Let’s imagine you have two friends that go shopping. They happen to go to the same store, on the same weekend, looking to purchase the same coat. Woah!
To make things better, let’s say this store just so happens to be running a holiday special – 50% off all items.
Things are really looking up for your friends.
Later that week you have coffee with each of those friends (at separate times) and they tell you about the awesome deal they got!
One friend tells you how they were able to buy a new coat, and they saved 50% off the price.
The second friend tells you they also were able to buy a new coat for 50% off, and it allowed them to get some additional gear they didn’t think they were going to be able to afford.
Both friends made out good in this situation, but one of them has more money left over in their bank account…
SUBTLE DIFFERENCES IN SPENDING DECISIONS
This is a concept I’ve been thinking about, lately – the question of if you should focus on optimizing how much you can get for the dollars you are spending, or how little you can spend to get what you want.
It’s a subtle difference. Both are good things to be considering, but I think it’s clear how one can lead to stronger finances.
If you are looking for deals on the things you are planning to purchase, you’ll save money over time. Whenever you find a 50% off special, that’s less money you have to spend on any particular purchase.
The difference is what you choose to do with those savings.
If you are immediately handing them over to a business in order to buy more stuff, then they really aren’t savings – it’s just increased purchasing power.
But, if you choose to keep that money for yourself, those savings become additional wealth-building ammunition.
You can use that money in different ways to bolster your own finances, and put yourself in a better place for the future.
OTHER AREAS TO CONSIDER
Here are a handful of other areas I see as prime examples of this decision trade-off.
Buying A Home
This concept regularly comes into play when people buy a home.
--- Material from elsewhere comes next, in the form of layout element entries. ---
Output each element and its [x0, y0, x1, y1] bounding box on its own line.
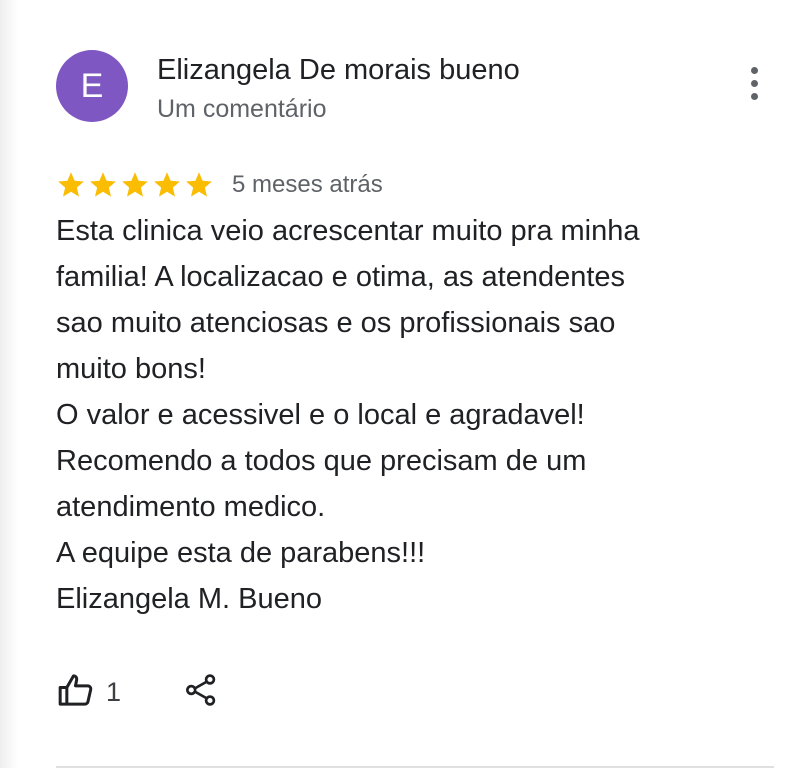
star-rating	[56, 170, 214, 200]
review-text-line: atendimento medico.	[56, 491, 326, 523]
more-vert-icon[interactable]	[740, 62, 768, 104]
side-shadow	[0, 0, 18, 768]
star-icon	[186, 172, 212, 197]
star-icon	[90, 172, 116, 197]
review-text-line: O valor e acessivel e o local e agradave…	[56, 399, 585, 431]
star-icon	[58, 172, 84, 197]
review-text-line: sao muito atenciosas e os profissionais …	[56, 307, 616, 339]
review-text-line: Elizangela M. Bueno	[56, 583, 322, 615]
more-dot	[750, 66, 758, 74]
star-icon	[154, 172, 180, 197]
review-text-line: Esta clinica veio acrescentar muito pra …	[56, 215, 640, 247]
avatar-initial: E	[80, 67, 104, 105]
share-button[interactable]	[183, 670, 219, 715]
review-actions: 1	[56, 668, 219, 716]
review-text-line: Recomendo a todos que precisam de um	[56, 445, 587, 477]
star-icon	[122, 172, 148, 197]
thumbs-up-icon	[56, 670, 96, 715]
review-text: Esta clinica veio acrescentar muito pra …	[56, 208, 756, 622]
review-text-line: familia! A localizacao e otima, as atend…	[56, 261, 626, 293]
more-dot	[750, 79, 758, 87]
share-icon	[183, 670, 219, 715]
like-button[interactable]: 1	[56, 670, 121, 715]
review-text-line: A equipe esta de parabens!!!	[56, 537, 426, 569]
review-card: E Elizangela De morais bueno Um comentár…	[0, 0, 794, 768]
rating-row: 5 meses atrás	[56, 166, 383, 204]
more-dot	[750, 92, 758, 100]
review-text-line: muito bons!	[56, 353, 206, 385]
author-name[interactable]: Elizangela De morais bueno	[157, 54, 520, 87]
like-count: 1	[106, 676, 122, 707]
avatar[interactable]: E	[56, 50, 128, 122]
review-timestamp: 5 meses atrás	[232, 171, 383, 198]
author-review-count: Um comentário	[157, 95, 327, 123]
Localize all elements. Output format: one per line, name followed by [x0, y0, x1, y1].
One of the first things people do when they begin looking to buy a home is get a mortgage pre-approval letter. This letter is a preliminary approval for how much a bank will loan to them for a home purchase, based on factors such as their income, credit score, and debt.
Once a person has this letter they start looking in their “price range” for houses they can buy. But what is your price range? The amount you were approved for by the bank?
Your price range should be what fits your budget, not what a bank told you is the maximum allowable amount you can spend. These numbers are based on calculations they’ve run to show what’s the amount they can loan out that will not have “too many” defaults, allowing them to still make money. It’s factoring in people foreclosing on their homes and losing them
When you go into the home search with a price in mind, instead of the type of house, then you will just look to fill into that price range. If your local real estate market experiences a decline, then you’ll be able to get “better” homes at your price range.
But did you think about purchasing the other homes you were originally looking at that also experienced a price drop, and are now well within your price range?
Instead of trying to buy the “best” house in your price range, you could be thinking about what you need, and then figure out the lowest price you can pay for what you need/want.
The same applies to this purchase.
People often get approved for car loans and look to see how much they can get. The dirty secret is that car dealerships will even finance your auto purchase over a longer period in order to keep the monthly payments in your price range.
But when you are paying for an extra 1-2 years, it is costing you much more over time.
Instead, you should budget out what you can afford, and find a car that fits that price range.
If you have a dream of working in a certain industry, your goal should be getting the required degree and certifications the most cost-effective way. It shouldn’t be about attending the school with the best cafeteria or fitness center.
All of those add-ons are things created to increase the “experience” of college. But, what they’ve really done is contribute to the ever-growing epidemic of student loans driven by rising cost to attend college.
What makes this worse is that the requirements to take out tens-of-thousands in student loans are pretty low. Banks and the U.S. Government are just throwing money at 18-year-olds looking to attend college.
Just because they are willing to loan money to you doesn’t mean you should take it.
Remember what the purpose of college is – earning a degree and improving your chances of increased lifetime income. Don’t get sidetracked by all of the bells and whistles, causing you to take out a mountain of student debt.
YOUR DECISIONS WILL DICTATE YOUR WEALTH
I’ve repeatedly told people that the path to building wealth isn’t driven purely by investment performance. There is a true mindset that drives the right behaviors that ultimately result in building wealth.
If you discover that you’re only going to have to pay 50% for an item, and you decide to use those savings to get something new, it isn’t going to bankrupt you. After all, you were already planning to spend that money.
But, these are the types of decisions that dictate what type of money mindset you have. Are you focused on growing wealth, or are you focused on getting more materialistic things for the same amount of money?
The answer to this question will tell you a lot about your future.